Getting The Foundation Right: Unified Communications

 

While IP telephony is moving into its second decade with enormous momentum, users are still waiting for full convergence and voice-enabled applications.

Increased network efficiencies have been the primary benefit of IP telephony to date as enterprises struggle with infrastructure and organisational issues. These first generation benefits have been considerable, but the focus is now shifting to converged applications, with the initial spotlight on unified communications (UC). To achieve UC and other next-generation benefits, companies must build the right foundation, eliminate the voice silo, and make telephony a seamless part of information technology. However, UC is a moving target right now, with various vendors using the term in different ways to emphasise a subset of an evolving group of capabilities.

UC ultimately has the ability to enable users to increase their productivity through enhanced efficiency in communication and integration with applications.

Analysts at industry research firm Gartner have identified 16 features that comprise a complete UC solution:

1. Telephony
2. Unified Messaging
3. Desktop Client
4. Email
5. Instant Messaging (IM)
6. Audio Conferencing
7. Video Conferencing
8. Web Conferencing
9. Converged Conferencing
10. Notification Service
11. Personal Assistant
12. Rich Presence Service
13. Communications-Enabled Business Processes
14. Contact Centre
15. Mobile Solutions
16. Collaboration

One obvious advantage to UC is presence enabled communications, allowing the user to determine if someone is online and therefore available for a voice conversation (Presence) regardless of their geographic location, and chooses to use a communication mode that makes the interruption less disruptive such as IM. Presence is a key component of the UC paradigm and an absolute requirement for true UC.

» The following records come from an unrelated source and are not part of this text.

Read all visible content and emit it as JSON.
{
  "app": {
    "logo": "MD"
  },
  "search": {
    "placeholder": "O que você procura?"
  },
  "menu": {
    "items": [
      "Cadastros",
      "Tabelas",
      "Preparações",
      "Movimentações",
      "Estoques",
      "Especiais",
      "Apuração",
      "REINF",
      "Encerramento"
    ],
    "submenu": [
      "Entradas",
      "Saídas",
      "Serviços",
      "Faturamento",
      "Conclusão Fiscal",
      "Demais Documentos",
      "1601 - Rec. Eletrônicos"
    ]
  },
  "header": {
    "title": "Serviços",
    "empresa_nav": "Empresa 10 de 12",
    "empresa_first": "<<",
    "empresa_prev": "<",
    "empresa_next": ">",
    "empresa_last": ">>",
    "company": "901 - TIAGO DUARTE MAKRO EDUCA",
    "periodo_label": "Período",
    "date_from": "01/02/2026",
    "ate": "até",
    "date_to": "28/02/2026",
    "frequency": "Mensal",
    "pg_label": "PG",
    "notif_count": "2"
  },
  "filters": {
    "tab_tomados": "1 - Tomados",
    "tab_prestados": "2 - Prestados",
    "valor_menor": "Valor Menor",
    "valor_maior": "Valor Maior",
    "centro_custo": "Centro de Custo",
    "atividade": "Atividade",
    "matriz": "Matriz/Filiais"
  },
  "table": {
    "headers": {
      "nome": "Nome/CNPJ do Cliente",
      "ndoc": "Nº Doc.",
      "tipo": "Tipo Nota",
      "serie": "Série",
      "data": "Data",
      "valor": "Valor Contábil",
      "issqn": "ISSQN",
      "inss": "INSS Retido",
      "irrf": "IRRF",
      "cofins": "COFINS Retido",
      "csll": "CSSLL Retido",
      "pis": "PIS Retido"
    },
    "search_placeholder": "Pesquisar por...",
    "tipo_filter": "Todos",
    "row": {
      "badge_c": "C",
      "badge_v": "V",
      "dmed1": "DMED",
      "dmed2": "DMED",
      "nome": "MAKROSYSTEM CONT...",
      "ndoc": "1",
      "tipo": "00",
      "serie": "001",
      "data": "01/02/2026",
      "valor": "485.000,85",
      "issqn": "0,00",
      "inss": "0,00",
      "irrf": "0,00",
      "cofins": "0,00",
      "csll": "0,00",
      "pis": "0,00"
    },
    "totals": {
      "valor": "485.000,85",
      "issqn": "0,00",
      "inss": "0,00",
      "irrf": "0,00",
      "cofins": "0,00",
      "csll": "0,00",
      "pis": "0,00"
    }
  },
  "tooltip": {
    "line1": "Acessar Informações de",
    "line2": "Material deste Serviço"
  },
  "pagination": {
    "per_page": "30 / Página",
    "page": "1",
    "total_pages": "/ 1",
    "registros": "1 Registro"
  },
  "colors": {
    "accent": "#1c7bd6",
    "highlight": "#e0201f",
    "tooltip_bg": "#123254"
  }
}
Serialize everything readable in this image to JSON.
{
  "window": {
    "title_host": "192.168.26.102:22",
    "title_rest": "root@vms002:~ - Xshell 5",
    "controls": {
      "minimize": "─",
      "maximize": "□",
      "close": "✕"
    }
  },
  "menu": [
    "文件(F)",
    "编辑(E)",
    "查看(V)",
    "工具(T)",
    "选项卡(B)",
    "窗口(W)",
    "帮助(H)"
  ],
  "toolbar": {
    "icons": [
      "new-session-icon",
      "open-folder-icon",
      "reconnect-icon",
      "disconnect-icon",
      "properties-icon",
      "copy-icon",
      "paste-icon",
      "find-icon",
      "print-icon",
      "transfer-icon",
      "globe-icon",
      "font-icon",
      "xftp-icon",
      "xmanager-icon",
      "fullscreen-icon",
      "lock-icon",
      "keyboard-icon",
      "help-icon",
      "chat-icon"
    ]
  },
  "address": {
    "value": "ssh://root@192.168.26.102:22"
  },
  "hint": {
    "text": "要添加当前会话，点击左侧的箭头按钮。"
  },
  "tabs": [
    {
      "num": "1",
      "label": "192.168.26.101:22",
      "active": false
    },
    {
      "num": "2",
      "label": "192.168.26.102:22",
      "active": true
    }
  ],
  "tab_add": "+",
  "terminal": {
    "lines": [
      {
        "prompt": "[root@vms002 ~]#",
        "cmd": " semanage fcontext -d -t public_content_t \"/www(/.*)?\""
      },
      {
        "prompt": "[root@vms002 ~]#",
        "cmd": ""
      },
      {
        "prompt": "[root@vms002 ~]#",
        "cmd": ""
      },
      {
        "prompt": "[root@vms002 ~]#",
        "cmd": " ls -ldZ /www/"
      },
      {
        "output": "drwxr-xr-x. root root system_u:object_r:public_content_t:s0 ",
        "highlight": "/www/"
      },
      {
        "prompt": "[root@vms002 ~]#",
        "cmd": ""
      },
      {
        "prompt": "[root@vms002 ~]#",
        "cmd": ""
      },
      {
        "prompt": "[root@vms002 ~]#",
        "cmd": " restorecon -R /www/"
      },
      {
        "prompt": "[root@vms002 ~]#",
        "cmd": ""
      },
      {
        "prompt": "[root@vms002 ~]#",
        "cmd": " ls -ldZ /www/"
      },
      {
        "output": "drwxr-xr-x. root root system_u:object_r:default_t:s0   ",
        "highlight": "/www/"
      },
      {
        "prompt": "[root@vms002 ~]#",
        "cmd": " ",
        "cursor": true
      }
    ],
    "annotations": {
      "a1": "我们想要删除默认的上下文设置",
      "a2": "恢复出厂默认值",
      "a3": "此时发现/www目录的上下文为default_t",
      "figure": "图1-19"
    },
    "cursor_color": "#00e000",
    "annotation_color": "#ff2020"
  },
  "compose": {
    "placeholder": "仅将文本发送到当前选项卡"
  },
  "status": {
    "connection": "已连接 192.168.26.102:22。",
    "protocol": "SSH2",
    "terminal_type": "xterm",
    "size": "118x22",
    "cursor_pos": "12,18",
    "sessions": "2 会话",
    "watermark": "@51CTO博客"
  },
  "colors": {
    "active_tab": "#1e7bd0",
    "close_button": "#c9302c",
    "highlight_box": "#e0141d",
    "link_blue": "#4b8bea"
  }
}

Aligning your enterprise infrastructure to support UC is critical.

The traditional phone system has little history as an application development platform. To recast it as such, some telephony manufacturers have moved the entire phone system to open application servers. However, this involves constructing server farms and increasing IT staffing to add the expertise required to manage these complex server environments.

General-purpose servers also decrease the reliability and availability of communications systems.

The operating systems are rife with vulnerabilities and the server hardware components particularly disk drives decrease the system’s mean time between failures (MTBF) considerably. The server issues are compounded by the acquisitions path most IP telephony manufacturers have taken to build and enhance their voice platforms. Voice over IP (VoIP) and UC capabilities developed separately by different companies get cobbled together, often somewhat tenuously. The result is a highly complex amalgamation of discrete, disjointed components that are difficult and expensive to implement, manage, and upgrade.

 

Most IP telephony systems are essentially retrofits of technologies originally designed for a different purpose—either traditional data communications or traditional telephony. This fundamental flaw has been compounded by aggressive enhancement-through-acquisition policies that result in patchwork platforms with very apparent, and often disabling, seams.

 

Ultimately, the ideal IP telephony architecture for supporting UC is one that transcends voice and data silos and is not limited or constrained by them. It offers high reliability and scalability at a very reasonable total cost of ownership, and is fully distributed to enable location transparency. With its architectural design allowing easy integration of third-party communications applications, so you can build a UC environment from best-of-breed products.